From the recent activity of my email inbox, I am guessing that the recent upsurge of interest and changes revolving around HIPAA has led many chiropractors to question the basics of what they need to do to be compliant and protect patient privacy.

Two of the most common questions that I get are in regards to sign-in sheets and display of personal health information (PHI).

While there are certainly tools to make compliance easier available,  unfortunately there are also entities that seek to charge you hefty prices for information you can get for free or is flat out unnecessary.  Sure you have to have a Red Flags Rule Identity Theft program in place by November 1, 2010.  But do you really need a $299 or a $699 software program that will write your Red Flag rules document in MS Word?  (Recently I received both of those ads via email on the same day!)  As for HIPAA compliant sign-in sheets?  Nice, but probably not necessary.  Here’s why:

Physicians can use sign in sheets and place patient charts in the plastic box outside your adjusting rooms.
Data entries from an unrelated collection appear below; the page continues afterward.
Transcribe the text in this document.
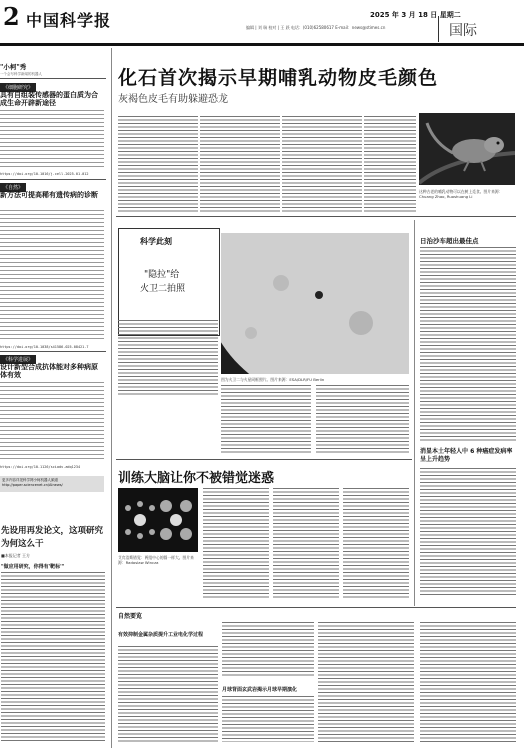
2 中国科学报	2025 年 3 月 18 日 星期二
编辑 | 刘 瑞 校对 | 王 跃 电话：(010)62580617 E-mail：news@stimes.cn	国际
"小柯"秀
一个会写科学新闻的机器人
《细胞研究》
具有自组装传感器的蛋白质为合成生命开辟新途径
https://doi.org/10.1016/j.cell.2025.01.012
《自然》
新方法可提高稀有遗传病的诊断
https://doi.org/10.1038/s41586-025-08421-7
《科学进展》
设计新型合成抗体能对多种病原体有效
https://doi.org/10.1126/sciadv.adq1234
更多内容详见科学网小柯机器人频道 http://paper.sciencenet.cn/AInews/
先设用再发论文，这项研究为何这么干
■本报记者 王方
"做应用研究，你得有'靶标'"
化石首次揭示早期哺乳动物皮毛颜色
灰褐色皮毛有助躲避恐龙
这种古老的哺乳动物可以在树上觅食。图片来源：Chuang Zhao, Ruoshuang Li
科学此刻
"隐拉"给
火卫二拍照
图为火卫二与火星同框照片。图片来源：ESA/DLR/FU Berlin
日治沙车超出最佳点
消显本土年轻人中 6 种癌症发病率呈上升趋势
训练大脑让你不被错觉迷惑
艾宾浩斯错觉：两组中心的圆一样大。图片来源：Radoslaw Wincza
自然要览
有效抑制金属杂质提升工业电化学过程
月球背面玄武岩揭示月球早期演化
Per the final modifications to the Federal Privacy Rule (67 Fed Reg. 53182, 53193-95), “incidental disclosures” such as these are allowed, provided you take reasonable safeguards to protect patient privacy.

What exactly are “incidental disclosures?”  According to the Dept of Health & Human Services Health Information Privacy page, “due to the nature of [healthcare] communications and practices, as well as the various environments in which individuals receive health care or other services from covered entities, the potential exists for an individual’s health information to be disclosed incidentally.”  In plain English, even the Feds understand that you are going to expose some PHI in the course of doing your everyday business.
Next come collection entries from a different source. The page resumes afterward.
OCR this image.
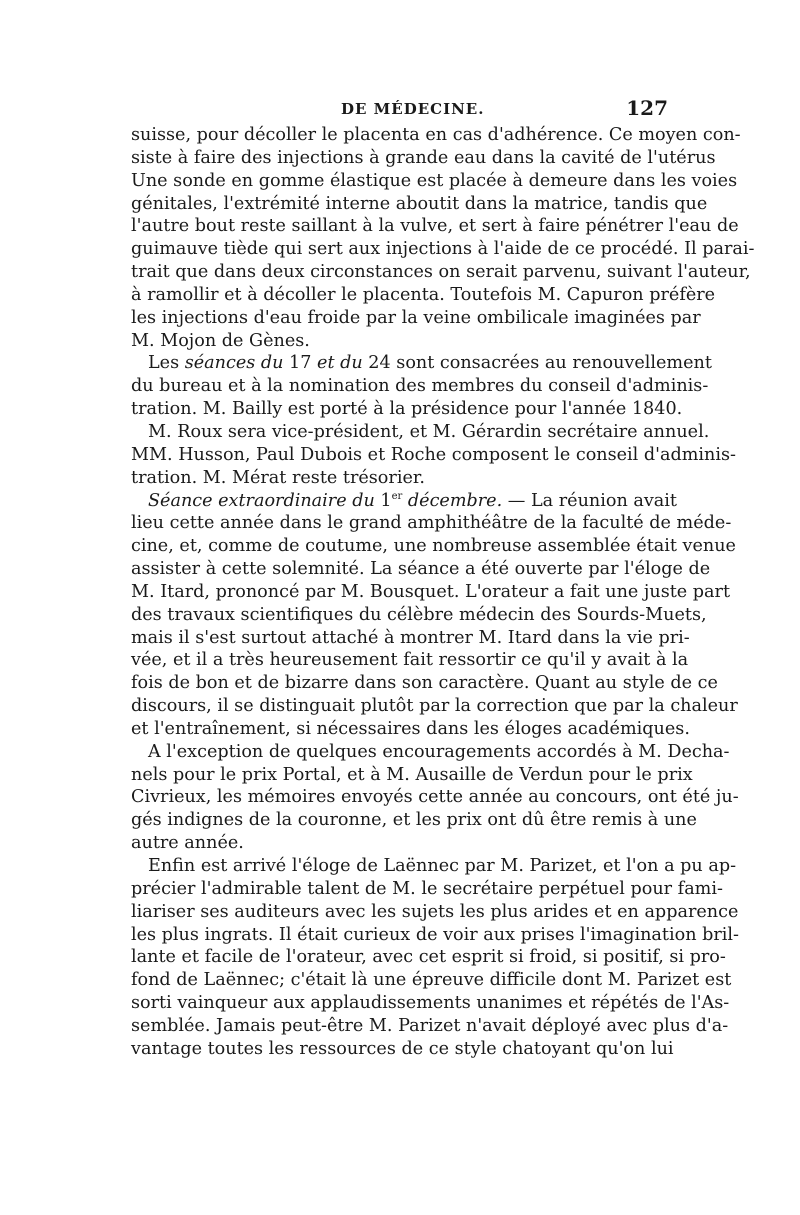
DE MÉDECINE.	127
suisse, pour décoller le placenta en cas d'adhérence. Ce moyen con-
siste à faire des injections à grande eau dans la cavité de l'utérus
Une sonde en gomme élastique est placée à demeure dans les voies
génitales, l'extrémité interne aboutit dans la matrice, tandis que
l'autre bout reste saillant à la vulve, et sert à faire pénétrer l'eau de
guimauve tiède qui sert aux injections à l'aide de ce procédé. Il parai-
trait que dans deux circonstances on serait parvenu, suivant l'auteur,
à ramollir et à décoller le placenta. Toutefois M. Capuron préfère
les injections d'eau froide par la veine ombilicale imaginées par
M. Mojon de Gènes.
Les séances du 17 et du 24 sont consacrées au renouvellement
du bureau et à la nomination des membres du conseil d'adminis-
tration. M. Bailly est porté à la présidence pour l'année 1840.
M. Roux sera vice-président, et M. Gérardin secrétaire annuel.
MM. Husson, Paul Dubois et Roche composent le conseil d'adminis-
tration. M. Mérat reste trésorier.
Séance extraordinaire du 1er décembre. — La réunion avait
lieu cette année dans le grand amphithéâtre de la faculté de méde-
cine, et, comme de coutume, une nombreuse assemblée était venue
assister à cette solemnité. La séance a été ouverte par l'éloge de
M. Itard, prononcé par M. Bousquet. L'orateur a fait une juste part
des travaux scientifiques du célèbre médecin des Sourds-Muets,
mais il s'est surtout attaché à montrer M. Itard dans la vie pri-
vée, et il a très heureusement fait ressortir ce qu'il y avait à la
fois de bon et de bizarre dans son caractère. Quant au style de ce
discours, il se distinguait plutôt par la correction que par la chaleur
et l'entraînement, si nécessaires dans les éloges académiques.
A l'exception de quelques encouragements accordés à M. Decha-
nels pour le prix Portal, et à M. Ausaille de Verdun pour le prix
Civrieux, les mémoires envoyés cette année au concours, ont été ju-
gés indignes de la couronne, et les prix ont dû être remis à une
autre année.
Enfin est arrivé l'éloge de Laënnec par M. Parizet, et l'on a pu ap-
précier l'admirable talent de M. le secrétaire perpétuel pour fami-
liariser ses auditeurs avec les sujets les plus arides et en apparence
les plus ingrats. Il était curieux de voir aux prises l'imagination bril-
lante et facile de l'orateur, avec cet esprit si froid, si positif, si pro-
fond de Laënnec; c'était là une épreuve difficile dont M. Parizet est
sorti vainqueur aux applaudissements unanimes et répétés de l'As-
semblée. Jamais peut-être M. Parizet n'avait déployé avec plus d'a-
vantage toutes les ressources de ce style chatoyant qu'on lui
So, here are a few tips to minimize your broadcasting of someone else’s business so that you can keep your nose clean:

  • Be careful that information is limited. Do not place medical info on the sign in sheet. I have seen some offices have a blank stating “list the reason why you are here.” I know the intention is to catch the occasional new injury or new patient who walks in without saying so. But you also run the risk of disclosing private health information, so get rid of that question on your form if you have one.
  • Limit access to private information. This can be achieved by monitoring you sign in sheet so that Ms. Busybody doesn’t sit there reading your list of patients to see if her friends have been in today. It may also mean providing limited access to certain areas of your clinic (don’t let patients wander around near your patient file cabinets) or come behind the front desk that has access to such sensitive information via computers and paperwork lying about.
  • Practice Good Faxing Etiquette. It’s a good idea to have a fax cover sheet with the standard disclosure/warning that the document contains private health information, is intended for the recipient only, and should be summarily fed to the shredder if it accidentally ends up into someone else’s hands. This would be considered a reasonable safeguard so that you can appropriately send PHI via fax to other providers, insurance administers, attorneys or anyone else requesting such information.
  • Password & Screen Protect. It is a good idea to provide an extra measure of security, such as adding passwords on computers that contain personal health information.  This is especially important for practices using EMR or where patients have regular access to computers in treatment rooms.  Unfortunately, left to their own devices, I have seen patients attempt to surf the net, check the schedule and even try and get into their own records via room computers.  Placing a huge sign on the computer that says “Staff only” or “Don’t Touch” or “This computer is protected by a pet python” don’t seem to have the same effectiveness as a good password.  Also, make it a policy to swat “screen snoopers”  — patients who love to come around the corner and read your computer screen.
  • Loose Lips Sink Ships. Unfortunately, the same “gift” that your front desk CA has that enables her to strike up a friendly conversation with anyone could also lead to disaster if her tongue is not kept on a short leash.  Refrain from discussing PHI in public places, hallways and remind your staff of their privacy obligations as well.

While these safeguards may seem basic to some, I have performed onsite consultations in offices breaking every one of these rules (and then some).  So, if your office is up to speed with these items, congratulations!  (Now go find some area of insufficiency and go fix that!)

Finally, for those of you who don’t trust anything other than “original source material” or are just looking to see how migraine-proof you really are, feel free to go to the Dept of HHS Health Information Privacy website to read much more about HIPAA in nauseating detail (Just don’t come back and say you weren’t warned!).